Saya ingat komentar Goenawan Mohamad (GM) ketika merespons bahasa alay. Menurutnya, bahasa adalah cermin masyarakat itu sendiri. “Masyarakat tidak bisa dibayangkan hanya sebagai sebuah konsensus, tetapi juga arena persaingan, bentrokan dan sisih menyisihkan. Bahasa mencerminkan itu semua,” ujarnya.
Sebagai sebuah cermin masyarakat, saya takut semangat model menertibkan bahasa juga berarti menertibkan pikiran kita. “Aparat penertib bahasa” jangan-jangan tak bedanya dengan penentu mana yang baik dan buruk.
Ajip Rosidi dalam esainya yang berjudul “Logika dalam Bahasa” menyentil soal tertib bahasa ini. Ia menulis, “Para pakar bahasa Indonesia mempunyai kecenderungan hendak menata, bahkan ‘menertibkan’ pemakaian bahasa Indonesia, antaranya membuat segalanya agar ‘logis’.”
Menarik ketika dalam pengantar buku Bus, Bis, Bas: Berbagai Masalah Bahasa Indonesia, Ajip juga menulis bahwa bahasa kita membanggakan karena bahasa Indonesia egaliter. Menurutnya, bahasa kita sangat cocok untuk masyarakat demokratis yang hendak kita bangun.
Membaca tulisan Ajip tersebut, saya jadi bertanya apakah semangat egaliter yang mendorong polisi bahasa menertibkan bahasa kita? Atau jangan-jangan sekadar ingin menarik garis batas intelektual antara “kami” dengan “kalian”?
Saya jadi ingat apa yang terjadi setelah rapat-rapat dengan teman-teman PNS. Dulu, perspektif teman-teman kebanyakan apa yang ingin negara lakukan, apa yang ingin pemerintah lakukan. Cara berbahasa mereka seperti cermin bagaimana negara begitu otoritatif tentang apa yang paling ideal.

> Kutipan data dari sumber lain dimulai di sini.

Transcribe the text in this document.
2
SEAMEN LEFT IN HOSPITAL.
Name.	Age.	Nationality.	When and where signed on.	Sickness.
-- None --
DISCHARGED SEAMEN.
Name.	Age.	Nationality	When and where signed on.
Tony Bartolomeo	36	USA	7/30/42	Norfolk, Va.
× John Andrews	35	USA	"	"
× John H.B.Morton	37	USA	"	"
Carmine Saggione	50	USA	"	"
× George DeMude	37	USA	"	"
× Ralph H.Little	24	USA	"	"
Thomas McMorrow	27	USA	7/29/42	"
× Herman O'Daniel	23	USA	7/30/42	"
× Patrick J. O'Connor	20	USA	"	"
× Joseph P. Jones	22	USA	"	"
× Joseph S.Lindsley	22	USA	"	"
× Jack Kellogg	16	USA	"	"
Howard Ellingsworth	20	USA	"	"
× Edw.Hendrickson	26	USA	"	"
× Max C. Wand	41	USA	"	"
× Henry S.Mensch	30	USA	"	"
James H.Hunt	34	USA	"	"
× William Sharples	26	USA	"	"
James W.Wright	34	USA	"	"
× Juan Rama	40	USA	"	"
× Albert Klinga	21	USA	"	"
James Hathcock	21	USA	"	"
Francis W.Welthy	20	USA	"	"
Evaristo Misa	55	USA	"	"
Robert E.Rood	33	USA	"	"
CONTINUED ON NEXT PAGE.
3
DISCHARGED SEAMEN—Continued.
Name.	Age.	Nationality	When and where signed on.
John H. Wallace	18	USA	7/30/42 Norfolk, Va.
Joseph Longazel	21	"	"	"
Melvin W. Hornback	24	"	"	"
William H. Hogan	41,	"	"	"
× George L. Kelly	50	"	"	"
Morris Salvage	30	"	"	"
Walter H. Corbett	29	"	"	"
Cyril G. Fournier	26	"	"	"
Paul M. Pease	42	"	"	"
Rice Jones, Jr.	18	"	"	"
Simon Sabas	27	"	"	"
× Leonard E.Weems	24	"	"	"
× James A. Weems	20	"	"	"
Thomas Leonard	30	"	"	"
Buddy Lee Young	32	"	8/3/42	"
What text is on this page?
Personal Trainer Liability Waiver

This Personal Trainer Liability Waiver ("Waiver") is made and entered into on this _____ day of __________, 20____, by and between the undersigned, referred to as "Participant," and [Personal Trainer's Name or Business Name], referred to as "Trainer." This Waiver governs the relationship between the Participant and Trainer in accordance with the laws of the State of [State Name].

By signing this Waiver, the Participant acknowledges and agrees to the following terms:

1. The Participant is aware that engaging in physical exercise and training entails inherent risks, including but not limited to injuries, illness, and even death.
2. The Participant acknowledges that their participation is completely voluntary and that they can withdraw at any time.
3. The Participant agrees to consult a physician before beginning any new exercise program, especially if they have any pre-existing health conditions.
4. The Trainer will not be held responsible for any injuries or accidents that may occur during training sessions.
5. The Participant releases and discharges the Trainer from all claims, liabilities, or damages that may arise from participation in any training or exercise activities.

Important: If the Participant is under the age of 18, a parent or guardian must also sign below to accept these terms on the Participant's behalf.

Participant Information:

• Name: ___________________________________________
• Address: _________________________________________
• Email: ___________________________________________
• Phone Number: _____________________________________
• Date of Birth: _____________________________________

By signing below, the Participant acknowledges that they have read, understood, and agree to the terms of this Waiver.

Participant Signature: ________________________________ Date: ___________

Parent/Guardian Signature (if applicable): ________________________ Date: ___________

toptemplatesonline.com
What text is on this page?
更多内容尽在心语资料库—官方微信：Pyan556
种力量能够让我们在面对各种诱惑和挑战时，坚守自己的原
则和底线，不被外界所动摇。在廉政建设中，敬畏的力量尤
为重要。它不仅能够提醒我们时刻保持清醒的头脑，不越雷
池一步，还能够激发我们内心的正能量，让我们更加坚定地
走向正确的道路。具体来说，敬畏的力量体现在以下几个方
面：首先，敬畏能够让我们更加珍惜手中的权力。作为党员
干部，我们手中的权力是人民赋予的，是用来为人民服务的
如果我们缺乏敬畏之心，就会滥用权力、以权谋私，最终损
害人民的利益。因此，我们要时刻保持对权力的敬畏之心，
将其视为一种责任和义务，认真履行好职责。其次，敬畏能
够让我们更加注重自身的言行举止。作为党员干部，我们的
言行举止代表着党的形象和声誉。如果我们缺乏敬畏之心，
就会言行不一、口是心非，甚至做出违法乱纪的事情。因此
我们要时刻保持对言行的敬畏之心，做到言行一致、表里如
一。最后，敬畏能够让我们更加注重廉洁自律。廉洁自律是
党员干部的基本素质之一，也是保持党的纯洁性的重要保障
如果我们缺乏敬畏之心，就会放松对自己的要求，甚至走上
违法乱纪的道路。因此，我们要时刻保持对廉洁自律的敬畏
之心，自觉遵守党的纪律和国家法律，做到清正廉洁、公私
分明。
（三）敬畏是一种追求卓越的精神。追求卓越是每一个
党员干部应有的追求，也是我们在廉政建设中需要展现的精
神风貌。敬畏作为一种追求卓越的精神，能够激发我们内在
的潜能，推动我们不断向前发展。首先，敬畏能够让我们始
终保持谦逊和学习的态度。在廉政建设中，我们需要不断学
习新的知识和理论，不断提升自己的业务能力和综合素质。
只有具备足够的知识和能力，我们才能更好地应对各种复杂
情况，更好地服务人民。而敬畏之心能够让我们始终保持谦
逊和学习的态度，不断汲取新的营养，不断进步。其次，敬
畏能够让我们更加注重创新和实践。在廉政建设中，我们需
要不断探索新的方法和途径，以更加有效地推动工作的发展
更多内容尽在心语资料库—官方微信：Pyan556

Menyenangkan ketika melihat perspektifnya mulai berubah. Kini mulai muncul narasi apa yang relevan bagi publik. Perubahan itu terjadi bukan karena satu hal besar, tapi rentetan debat dalam rapat. Terjadi karena kita bernegosiasi tentang bahasa, tentang mana yang terbaik bagi kita, bukan mana yang benar bagi kami.